The objective of this exercise is to determine the effectiveness of utility computing over enterprise method of computation. To ascertain the facts on a real-time scenario, we decided to try out a payroll system as it involves complex and time consuming processes.
We were amazed by the outcome of this exercise as our Payroll system thrived on EC2, and in a nutshell the initial finding is that this is a right step towards reducing cost /time and improving productivity. We are pleased with the outcome and would like to take this opportunity to congratulate Amazon for this great service. Infact, we are pretty confident that based on our testimony of this great service from Amazon, many more enterprises would contemplate and eventually move their payroll system to Amazon web services environment.

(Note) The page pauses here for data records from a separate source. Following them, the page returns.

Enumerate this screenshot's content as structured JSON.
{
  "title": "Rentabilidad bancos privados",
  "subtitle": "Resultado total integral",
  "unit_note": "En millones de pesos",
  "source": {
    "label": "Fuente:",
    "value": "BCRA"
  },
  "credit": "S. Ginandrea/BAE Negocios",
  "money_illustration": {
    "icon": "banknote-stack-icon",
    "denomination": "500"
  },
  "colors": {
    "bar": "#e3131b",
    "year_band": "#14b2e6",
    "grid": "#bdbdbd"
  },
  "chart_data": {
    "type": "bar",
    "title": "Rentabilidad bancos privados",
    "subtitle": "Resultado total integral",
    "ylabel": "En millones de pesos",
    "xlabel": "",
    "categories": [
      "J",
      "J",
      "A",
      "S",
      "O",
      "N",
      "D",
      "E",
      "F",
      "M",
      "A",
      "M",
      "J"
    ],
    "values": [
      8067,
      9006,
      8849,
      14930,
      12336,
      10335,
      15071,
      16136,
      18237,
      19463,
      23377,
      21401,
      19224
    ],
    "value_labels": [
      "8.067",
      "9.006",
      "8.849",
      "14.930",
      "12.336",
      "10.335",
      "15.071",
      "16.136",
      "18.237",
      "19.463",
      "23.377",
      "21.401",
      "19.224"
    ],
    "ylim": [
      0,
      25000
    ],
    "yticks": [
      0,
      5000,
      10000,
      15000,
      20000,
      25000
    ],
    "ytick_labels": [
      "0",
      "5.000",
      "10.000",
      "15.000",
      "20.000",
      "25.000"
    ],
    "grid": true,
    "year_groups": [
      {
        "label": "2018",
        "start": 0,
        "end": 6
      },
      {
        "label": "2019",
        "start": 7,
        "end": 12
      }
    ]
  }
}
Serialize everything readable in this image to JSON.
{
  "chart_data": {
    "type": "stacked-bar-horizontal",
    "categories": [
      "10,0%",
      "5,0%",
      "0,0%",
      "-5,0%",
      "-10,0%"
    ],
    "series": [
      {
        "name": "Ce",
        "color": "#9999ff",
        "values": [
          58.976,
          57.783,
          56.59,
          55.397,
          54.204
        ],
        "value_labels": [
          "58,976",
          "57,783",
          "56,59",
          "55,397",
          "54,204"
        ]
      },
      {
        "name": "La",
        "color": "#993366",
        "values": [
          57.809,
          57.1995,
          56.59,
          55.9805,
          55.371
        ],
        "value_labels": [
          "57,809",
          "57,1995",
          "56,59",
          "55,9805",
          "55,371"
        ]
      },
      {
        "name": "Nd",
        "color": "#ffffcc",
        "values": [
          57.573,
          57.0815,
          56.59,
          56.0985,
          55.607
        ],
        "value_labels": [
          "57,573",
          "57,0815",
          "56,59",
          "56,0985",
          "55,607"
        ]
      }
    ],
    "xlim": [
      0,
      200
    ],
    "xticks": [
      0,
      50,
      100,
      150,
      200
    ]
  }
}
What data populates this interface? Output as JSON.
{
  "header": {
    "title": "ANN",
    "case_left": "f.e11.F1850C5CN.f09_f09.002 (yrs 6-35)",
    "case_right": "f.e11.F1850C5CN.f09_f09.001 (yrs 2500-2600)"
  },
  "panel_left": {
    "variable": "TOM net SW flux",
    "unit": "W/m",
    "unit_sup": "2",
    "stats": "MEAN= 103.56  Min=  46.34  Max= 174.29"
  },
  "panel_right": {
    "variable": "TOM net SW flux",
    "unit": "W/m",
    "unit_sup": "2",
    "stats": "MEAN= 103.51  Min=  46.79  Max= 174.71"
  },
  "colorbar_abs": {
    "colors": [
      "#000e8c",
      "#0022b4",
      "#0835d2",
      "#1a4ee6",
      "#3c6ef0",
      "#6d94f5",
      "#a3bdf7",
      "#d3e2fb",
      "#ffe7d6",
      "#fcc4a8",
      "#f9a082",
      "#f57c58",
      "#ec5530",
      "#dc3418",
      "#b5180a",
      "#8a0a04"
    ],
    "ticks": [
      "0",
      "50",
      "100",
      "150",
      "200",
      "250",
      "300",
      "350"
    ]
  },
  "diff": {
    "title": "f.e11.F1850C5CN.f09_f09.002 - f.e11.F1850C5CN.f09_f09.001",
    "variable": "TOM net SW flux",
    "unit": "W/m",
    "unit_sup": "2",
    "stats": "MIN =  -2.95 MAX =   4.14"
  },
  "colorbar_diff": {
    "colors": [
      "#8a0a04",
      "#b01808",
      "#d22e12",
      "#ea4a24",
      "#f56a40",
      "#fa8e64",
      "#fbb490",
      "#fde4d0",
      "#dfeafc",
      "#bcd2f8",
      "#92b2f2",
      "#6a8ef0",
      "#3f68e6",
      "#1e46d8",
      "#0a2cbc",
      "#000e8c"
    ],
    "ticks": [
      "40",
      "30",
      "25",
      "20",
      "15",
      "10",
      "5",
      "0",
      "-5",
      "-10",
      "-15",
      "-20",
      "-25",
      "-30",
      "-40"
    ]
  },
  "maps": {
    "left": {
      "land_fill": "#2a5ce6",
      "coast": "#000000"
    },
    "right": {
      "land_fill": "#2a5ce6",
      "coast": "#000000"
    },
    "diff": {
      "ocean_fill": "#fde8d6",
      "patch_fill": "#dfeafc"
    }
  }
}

Our payroll system takes about 5 to 10 seconds to calculate a pay check per employee and it takes approximately 6 hours for 4500 employees. Our current infrastructure has two dedicated servers to process the payroll and we could achieve each payroll cycle in about 3 hours.
Our challenges were to,
1. Reduce the processing time
2. Optimize the usage of available resources
3. To come up with an approach to withstand the increasing head counts.
Let’s take a look at our approach towards solving the above listed problems.
We looked at various cloud computing offerings and finally decided on AWS. This is mainly because of its cost effectiveness and composite service offerings like EC2, S3 and Simple Message Queue. This unique infrastructure provides flexibility for us to store and operate independently.
Our payroll software is well architected based on distributed computing. We could easily plug out the Payroll engine and make our first AMI. The core components of this AMI are Fedora, Java 1.5 and the Payroll engine. We have also created a My-Sql AMI to host our payroll database.
On the other hand, the transfer of entire database to S3 may pose problems due to its volume. So we decided to extract the necessary information using Kettle (It’s an amazing tool for data extraction needs) and upload to S3.
We launched four different instances of our Payroll AMI and one instance of My-Sql AMI, importing the database from S3. The db server was running with a binary log option switched on. The “payroll engine” configurations were modified in accordance with the My-Sql database and launched the payroll execution. The entire payroll process is completed in about 2 hours, which includes delivering the pay slip PDF to our employees email box.
Upon completion of the payroll process, we took a differential backup on the payroll database and stored it in S3. The differential database is pushed back to the original payroll database using kettle again.
It was a great experience running our payroll on AWS. This is not only because of the fact that it enabled us to reduce the processing time considerably (from 5 hours to approximately 1 hour), but we have also got a scalable solution to withstand our increasing head count day by day.
As we discussed, AWS has rich set of offerings for utility computing like EC2, S3, Simple Message Queue...etc. This would definitely change the enterprise computing to a new dimension soon and our payroll exercise is a classic beginning for that.
The biggest advantage of using EC2 is ‘Power Costs associated with air conditioning in India’ A 200 square feet data center consumes close to $1500 in power costs each month. We plan to embrace Amazon’s cloud computing for several applications that are not constrained by latencies of (250 to 250 ms) on the cloud.